House Intelligence Committee Chairman Adam Schiff and House Judiciary Committee Chairman Jerrold Nadler said in a letter to Mueller, “The American public deserves to hear directly from you about your investigations and conclusions.”

The subpoenas issued come after two months of negotiations between the committees and Mueller. Mueller initially expressed cooperation with lawmakers’ questions in private, but in a press statement one month ago said he was reluctant to publicly testify.

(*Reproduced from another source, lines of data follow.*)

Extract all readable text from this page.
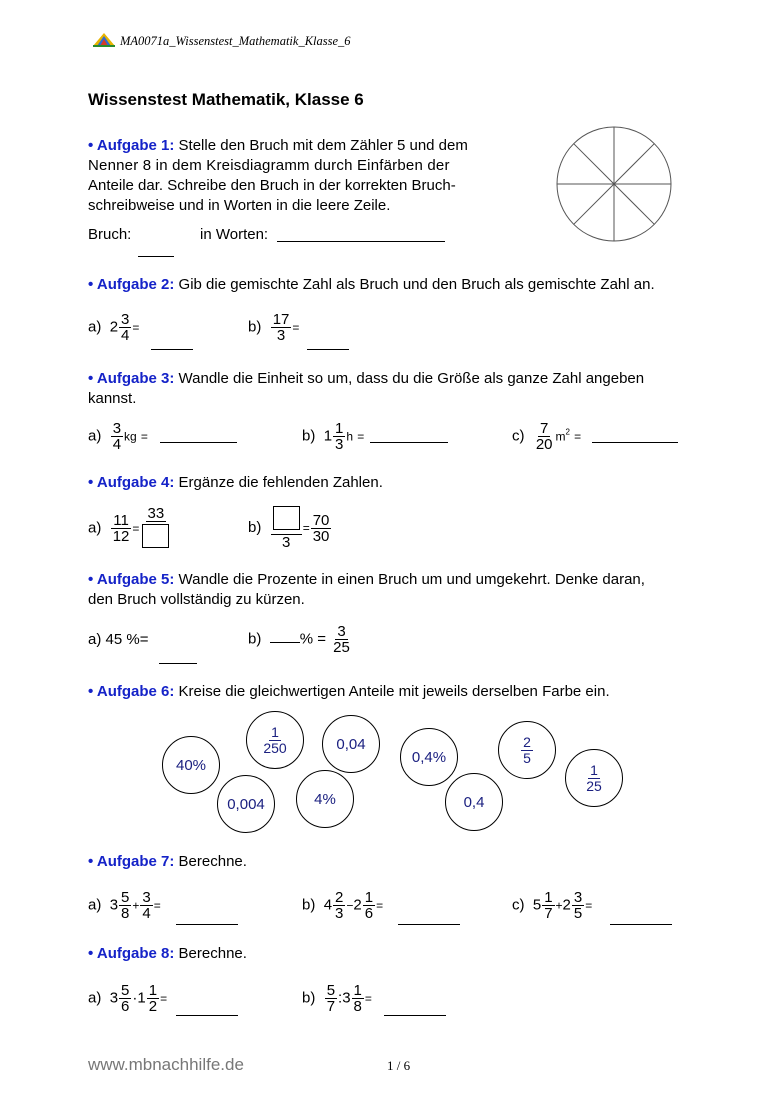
MA0071a_Wissenstest_Mathematik_Klasse_6
Wissenstest Mathematik, Klasse 6
• Aufgabe 1: Stelle den Bruch mit dem Zähler 5 und dem
Nenner 8 in dem Kreisdiagramm durch Einfärben der
Anteile dar. Schreibe den Bruch in der korrekten Bruch-
schreibweise und in Worten in die leere Zeile.
Bruch:	in Worten:
• Aufgabe 2: Gib die gemischte Zahl als Bruch und den Bruch als gemischte Zahl an.
a) $2 \frac{3}{4}$ =	$b) \frac{17}{3}$ =
• Aufgabe 3: Wandle die Einheit so um, dass du die Größe als ganze Zahl angeben
kannst.
$a) \frac{3}{4}$ kg =	b) $1 \frac{1}{3}$ h =	$c) \frac{7}{20} m^2$ =
• Aufgabe 4: Ergänze die fehlenden Zahlen.
$a) \frac{11}{12}$ =
33
b)
3
= $\frac{70}{30}$
• Aufgabe 5: Wandle die Prozente in einen Bruch um und umgekehrt. Denke daran,
den Bruch vollständig zu kürzen.
a) 45 %=	b)	% = $\frac{3}{25}$
• Aufgabe 6: Kreise die gleichwertigen Anteile mit jeweils derselben Farbe ein.
40%
$\frac{1}{250}$	0,04
0,004	4%
0,4%
0,4
$\frac{2}{5}$
$\frac{1}{25}$
• Aufgabe 7: Berechne.
a) $3 \frac{5}{8} + \frac{3}{4}$ =	b) $4 \frac{2}{3} -2 \frac{1}{6}$ =	c) $5 \frac{1}{7} +2 \frac{3}{5}$ =
• Aufgabe 8: Berechne.
a) $3 \frac{5}{6} \cdot 1 \frac{1}{2}$ =	$b) \frac{5}{7}$ :3 $\frac{1}{8}$ =
www.mbnachhilfe.de	1 / 6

His 448-page report was sufficient testimony, he said, and he “would not provide information beyond that which is already public in any appearance before Congress.”

But the Democrats wanted a public testimony.

“We will subpoena him if we have to,” Nadler said in a CNN interview in May.

Nadler and Schiff expressed in their letter to Mueller they understood his hesitations of speaking publicly about his criminal investigation. They also understood that Mueller said the report should speak for itself.

Nevertheless, Nadler and Schiff said in a joint statement Tuesday, “Americans have demanded to hear directly from the Special Counsel so they can understand what he and his team examined, uncovered, and determined about Russia’s attack on our democracy, the Trump campaign’s acceptance and use of that help, and President Trump and his associates’ obstruction of the investigation into that attack.”

If Mueller constrains his testimony to the contents of his report, Democrats seeking to build their case for Trump’s impeachment may have subpoenaed for naught. If Mueller does disclose secret details that could lead to impeachment, then maybe the report did not truly “speak for itself” after all.